Project 21 Members Speak Out on Baltimore Riots

CooperOANN42915picBeginning on the night that the Baltimore riots started, members of the National Center’s Project 21 black leadership network have been in demand by a media trying to figure out why the looting and rioting there is being favorably compared by some to the historic protests of the Civil Rights Movement.

Project 21 members have done or are scheduled to do dozens of interviews on Canadian television, two 50,000-watt stations in Detroit and another 50,000-watt station in Boston as well as with nationally-syndicated talk radio hosts such as Mike Siegel.

On 4/27/15, Project 21 member Joe Hicks appears twice on the Fox News Channel.  On “The Kelly File,” Joe explained to host Megyn Kelly:

There’s no correlation between poverty and trying to burn down our own centers of the city in places that you need… to have places to go to work at…

What I think has happened here… is a pattern that’s emerged, starting with the Trayvon Martin case… But then we had Ferguson, and the Staten Island case.  And now we have a series of other incidents concluding with Freddie Gray.  And it’s almost this notion that this has become the new civil rights movement… [T]his has gotta have people like Martin Luther King spinning in their grave, to hear people describing this as some sort of movement now…

[T]here’s almost an infantile urge here [on the part of the protesters] to get what they want and get it now… That’s not the way things operate… We knew what the protesters were trying to get in the old days, if you will, of Dr. King and others.  It was about justice.  It was about becoming a part of American society…  The early civil rights folks were after something very different.

The question needs to be asked: what are these folks after [today]?  And that’s the mystery.  If you ask them, you get a mélange of all sort of issues from “capitalism is horrible” to “we want jobs.”  But then there seems to be an impulse [in which] they’re burning down places offering jobs…

After all the progress, after a black president, after a black attorney general, you’ve got these thugs in the street that do create real issues for race relations in this nation.

Joe was also on later, well past midnight on the East Coast.  During continuing live coverage of the violence in Baltimore, Joe spoke about the radicalism of some members of the protests.
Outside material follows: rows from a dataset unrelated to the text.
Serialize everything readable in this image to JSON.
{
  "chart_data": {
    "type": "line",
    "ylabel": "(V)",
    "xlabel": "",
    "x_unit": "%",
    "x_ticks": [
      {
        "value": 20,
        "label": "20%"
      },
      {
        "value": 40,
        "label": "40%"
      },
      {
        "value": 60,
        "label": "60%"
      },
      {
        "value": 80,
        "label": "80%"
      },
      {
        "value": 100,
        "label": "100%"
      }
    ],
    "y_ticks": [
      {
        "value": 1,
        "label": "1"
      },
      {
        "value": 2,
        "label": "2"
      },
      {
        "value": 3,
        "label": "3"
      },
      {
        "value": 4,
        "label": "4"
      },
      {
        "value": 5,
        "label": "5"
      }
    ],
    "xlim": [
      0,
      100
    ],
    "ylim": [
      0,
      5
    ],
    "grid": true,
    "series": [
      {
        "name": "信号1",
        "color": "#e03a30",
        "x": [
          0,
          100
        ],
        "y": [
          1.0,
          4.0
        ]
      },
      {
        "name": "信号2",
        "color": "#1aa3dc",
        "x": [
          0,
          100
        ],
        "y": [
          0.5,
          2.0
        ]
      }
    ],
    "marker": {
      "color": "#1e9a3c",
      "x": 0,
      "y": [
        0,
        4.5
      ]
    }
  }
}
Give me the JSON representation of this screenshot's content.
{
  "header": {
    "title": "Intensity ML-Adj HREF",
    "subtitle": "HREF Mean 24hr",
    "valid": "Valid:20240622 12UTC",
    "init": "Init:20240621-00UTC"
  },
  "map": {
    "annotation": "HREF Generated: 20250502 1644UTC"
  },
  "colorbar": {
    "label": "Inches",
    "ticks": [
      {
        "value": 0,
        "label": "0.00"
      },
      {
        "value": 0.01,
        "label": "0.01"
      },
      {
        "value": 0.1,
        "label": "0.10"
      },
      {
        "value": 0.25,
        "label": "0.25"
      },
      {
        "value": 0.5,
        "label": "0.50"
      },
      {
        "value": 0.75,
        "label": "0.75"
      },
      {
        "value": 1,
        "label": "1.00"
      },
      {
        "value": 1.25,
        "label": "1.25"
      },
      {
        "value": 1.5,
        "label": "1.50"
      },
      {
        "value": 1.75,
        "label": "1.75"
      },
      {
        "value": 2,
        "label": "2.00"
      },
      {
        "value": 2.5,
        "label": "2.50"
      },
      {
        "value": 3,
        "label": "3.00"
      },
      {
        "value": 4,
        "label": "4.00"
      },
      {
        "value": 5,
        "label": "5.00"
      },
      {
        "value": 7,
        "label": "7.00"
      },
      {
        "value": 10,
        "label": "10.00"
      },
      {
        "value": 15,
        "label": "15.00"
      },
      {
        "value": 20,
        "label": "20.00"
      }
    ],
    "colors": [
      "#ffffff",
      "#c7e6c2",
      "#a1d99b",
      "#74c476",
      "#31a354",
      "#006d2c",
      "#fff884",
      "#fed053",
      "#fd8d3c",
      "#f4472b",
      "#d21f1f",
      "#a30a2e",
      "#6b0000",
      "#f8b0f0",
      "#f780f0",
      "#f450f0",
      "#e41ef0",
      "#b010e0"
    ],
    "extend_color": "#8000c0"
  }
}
Later in the week, on the 4/29/15 edition of “The Rick Amato Show” on the One America News Network, Project 21 Co-Chairman Horace Cooper also brought up the suggestion that the Baltimore rioters were akin to the Civil Rights Movement.

Horace told host Rick Amato:

[Martin Luther King] would be heartbroken.  This goes completely counter to the whole notion of the Dream that he told us we ought to, as a nation, embark upon — a dream where people were going to be judged not by the color of their skin but by the content of their character…

There is some frustration over the fact that the aspirations that every American has hasn’t been achieved.  It’s not the case that it’s okay to engage in these kinds of criminal actions as a result.

In assigning blame, Horace said that President Barack Obama and his policies share much of the responsibility for the way people are being motivated these days.  And, when things don’t go as planned, race is used as a means of drawing blame elsewhere.

But we also have to look at the President and the policies that he has promoted and watch and see why what people said when they were first being presented — they wouldn’t work, and they haven’t, and they have made it more difficult for people.  In fact, black America is worse off under the Obama Administration than it was before he arrived.

[Obama] has continued to push us further and further down the track of saying “it’s just that we haven’t done it enough.”  We’ve spent almost a trillion on his stimulus plan.  We did a near government takeover of the health care industry.  We’ve regulated the Wall Street community.  We continue to push efforts to eliminate our access and availability to one of our greatest resources — natural gas and oil.  But [he says] we need to do it more, and then we would see all of these great results.  Meanwhile, you need to understand that the reason that you are not seeing the great achievements that you should expect is that white America is holding you back.